“If it was my job to process it, I would be very bad at it,” Bo Burnham tells Gold Derby in an exclusive interview (watch the video above) about the nominations and awards that he has earned for writing and directing “Eighth Grade.” In the days since Burnham attended the 76th Golden Globe Awards with his nominated lead actress Elsie Fisher, Burnham has received recognition from two peer groups — “it’s hard to even consider them peers because I wasn’t their peer like two months ago,” he laughs — in the form of a Best Film Original Screenplay nomination from the Writers Guild of America and a Best Film First-Time Directing nomination from the Directors Guild of America. He recounts, “I got a text about the Writers Guild and then the president of the DGA actually called me yesterday morning and that was crazy, so that’s amazing. Just to be recognized by other writers or other directors is obviously incredibly flattering.”
“I didn’t want to write about being a kid; I didn’t care about being a kid — I wanted to write, to me, what it felt like to be alive right now, so that was my impulse for writing,” Burnham explains about writing his first narrative feature film after making a career as a stand-up comedian and variety performer. “It started as not about a kid; just about ‘the Internet’ and about ‘right now’ and then it happened to be about a kid and then it became more universal from there,” Burnham continues, explaining about his depiction of technology, “The hope was with the movie not to embed [any] judgment of the technology; just portray the reality of it, so it was really just trying to get real kids — actual 13-year-olds, actual eighth graders — in the space, in the scenes and just have them exist.”

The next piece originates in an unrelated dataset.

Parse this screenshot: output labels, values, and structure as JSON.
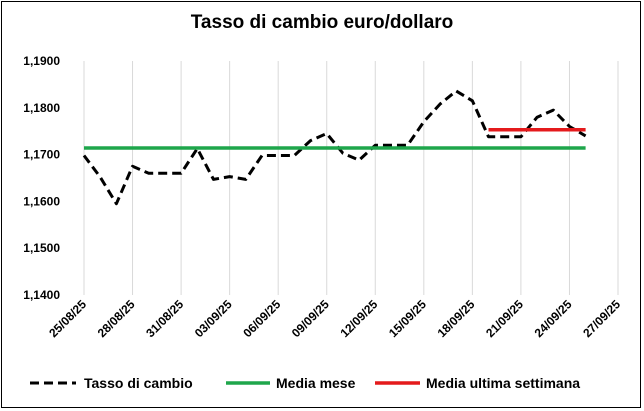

For viewers who appreciated the style, themes and voice of “Eighth Grade,” Burnham has a few recommendations. He says about the 1975 film “One Flew Over the Cuckoo’s Nest,” “I wanted the kids in the film to have the energy that the actors had in that movie — the spontaneous raw energy where it feels like the line between acting and reality is really blurred.” Although “not for kids,” Burnham cites the 2015 film “Krisha” as “a big reference for me in terms of stylized naturalism.”